As members were on their way to the NRA meeting, a man fired a gun inside Houston's largest airport, and then shot himself when he was confronted by police. He left behind a suicide note saying he had a "monster within" him, and wanted police to stop him before he hurt others. It is too early to say if there are any laws that could have prevented the shooting, but the question remains, how can we keep guns out of the hands of mentally unstable people?
"We have, since the mid-1990s urged Congress and the states to make certain that those who have been adjudicated to be potentially violently medically ill be included in the background searches through the National Instant Check system," said NRA president David Keene. "Yet it hasn't happened."
Yet many argue the system should also flag not just those who are adjudicated as violently mentally ill, but also those who are mentally ill on a lesser level, alerting gun sellers that there might be concerns about an individual expressed by a doctor, hospital, or an ex-wife.
"Most of the people who have mental problems, who are mildly depressed or whatever, are no more dangerous than you and I are," said Keene. "We should not willy-nilly be taking their rights away from them."
"That's why we insist ... on adjudication, so that if you're going to deprive someone of their constitutional rights, you ought to have some certainty that there's a real reason for doing so," said Keene.

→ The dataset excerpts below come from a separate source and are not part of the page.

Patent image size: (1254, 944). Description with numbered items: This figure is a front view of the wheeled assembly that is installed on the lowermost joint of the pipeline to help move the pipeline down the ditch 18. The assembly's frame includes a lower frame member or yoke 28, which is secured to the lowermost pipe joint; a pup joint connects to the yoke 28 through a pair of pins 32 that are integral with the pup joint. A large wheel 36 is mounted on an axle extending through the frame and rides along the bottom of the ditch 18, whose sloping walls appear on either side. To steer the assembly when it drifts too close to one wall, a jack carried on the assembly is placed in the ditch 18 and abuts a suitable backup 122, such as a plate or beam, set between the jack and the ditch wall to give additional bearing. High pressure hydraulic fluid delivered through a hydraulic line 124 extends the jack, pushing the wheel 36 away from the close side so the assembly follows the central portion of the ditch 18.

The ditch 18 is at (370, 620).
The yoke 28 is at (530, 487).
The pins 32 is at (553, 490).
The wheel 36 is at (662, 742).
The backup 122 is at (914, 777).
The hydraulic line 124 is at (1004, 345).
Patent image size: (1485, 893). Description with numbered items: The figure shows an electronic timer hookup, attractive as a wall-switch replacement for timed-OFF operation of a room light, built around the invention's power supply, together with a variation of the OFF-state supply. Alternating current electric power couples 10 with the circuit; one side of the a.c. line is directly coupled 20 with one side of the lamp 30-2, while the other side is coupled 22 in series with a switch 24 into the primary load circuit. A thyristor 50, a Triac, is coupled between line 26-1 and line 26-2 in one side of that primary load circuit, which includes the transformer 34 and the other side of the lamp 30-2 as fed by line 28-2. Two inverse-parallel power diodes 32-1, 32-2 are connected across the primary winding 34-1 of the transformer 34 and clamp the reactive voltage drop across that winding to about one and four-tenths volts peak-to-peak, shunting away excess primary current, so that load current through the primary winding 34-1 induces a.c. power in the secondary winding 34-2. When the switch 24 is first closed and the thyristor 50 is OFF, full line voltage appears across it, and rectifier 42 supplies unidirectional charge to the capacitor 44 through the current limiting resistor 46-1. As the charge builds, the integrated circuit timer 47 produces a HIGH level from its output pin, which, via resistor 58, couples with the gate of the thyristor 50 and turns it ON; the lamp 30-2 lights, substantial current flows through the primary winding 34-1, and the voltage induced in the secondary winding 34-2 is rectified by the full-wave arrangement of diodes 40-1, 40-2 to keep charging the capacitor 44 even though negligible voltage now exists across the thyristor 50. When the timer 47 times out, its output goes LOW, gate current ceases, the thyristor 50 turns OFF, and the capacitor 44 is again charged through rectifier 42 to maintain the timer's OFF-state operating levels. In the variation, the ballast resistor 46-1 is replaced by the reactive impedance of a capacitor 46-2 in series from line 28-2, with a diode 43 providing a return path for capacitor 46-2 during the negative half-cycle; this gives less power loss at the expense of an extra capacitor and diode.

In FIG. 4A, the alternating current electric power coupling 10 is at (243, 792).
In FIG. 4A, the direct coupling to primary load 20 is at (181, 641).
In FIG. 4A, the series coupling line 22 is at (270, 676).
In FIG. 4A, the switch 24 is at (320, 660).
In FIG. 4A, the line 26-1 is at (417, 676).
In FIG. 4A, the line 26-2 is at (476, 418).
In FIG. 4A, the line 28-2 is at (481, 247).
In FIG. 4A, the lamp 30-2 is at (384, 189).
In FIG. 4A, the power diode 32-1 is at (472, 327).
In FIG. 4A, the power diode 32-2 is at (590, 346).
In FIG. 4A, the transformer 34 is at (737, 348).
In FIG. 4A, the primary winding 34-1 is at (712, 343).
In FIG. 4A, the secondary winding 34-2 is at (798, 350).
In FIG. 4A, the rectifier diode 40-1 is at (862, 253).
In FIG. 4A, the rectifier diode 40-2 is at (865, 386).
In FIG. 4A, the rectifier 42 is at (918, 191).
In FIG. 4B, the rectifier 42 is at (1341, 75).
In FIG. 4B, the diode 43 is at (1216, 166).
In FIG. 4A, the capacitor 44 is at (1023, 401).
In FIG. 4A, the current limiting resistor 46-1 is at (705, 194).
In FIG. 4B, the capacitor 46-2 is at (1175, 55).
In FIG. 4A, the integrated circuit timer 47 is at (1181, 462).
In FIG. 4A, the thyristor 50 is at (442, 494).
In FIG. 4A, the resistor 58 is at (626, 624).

New Hampshire Republican Sen. Kelly Ayotte's approval ratings have dropped significantly, and many political observers say it is because she voted against the gun control bill. Ayotte was at a town hall meeting Tuesday when Erica Lafferty, whose mother was killed in the Newtown shooting, asked Ayotte "why the burden of my mother to be gunned down in the halls of her elementary school isn't as important as" inconveniencing gun sellers.
Keene reacted to the question, saying any tragedy, any murder, and any death is something that saddens everybody.
"But the bottom line you know with all of these proposals that were before the Senate was, if that proposal, if that legislation had been adopted a year ago, would it have prevented the Newtown tragedy?" said Keene.
"In every instance, there was one answer to that question. The answer was no," said Keene.
The NRA supported expanding background checks in 1999. The proposal to expand background checks, to make sure the rules for people who buy guns are the same whether they are buying weapons at a gun show or on the internet, is legislation that the vast majority of Americans support.
The NRA was a major supporter of the establishment of the National Instant Check System, a FBI-maintained system that checks a firearm purchaser's background when he or she buys from a firearms dealer, said Keene.
"The problem is, it's never worked very well. A lot of the people who ought to be in that system aren't. A lot of the people who shouldn't be in that system are," said Keene. "There are hundreds of thousands of cases in which people have been denied the purchase of a firearm when they had every right to purchase one."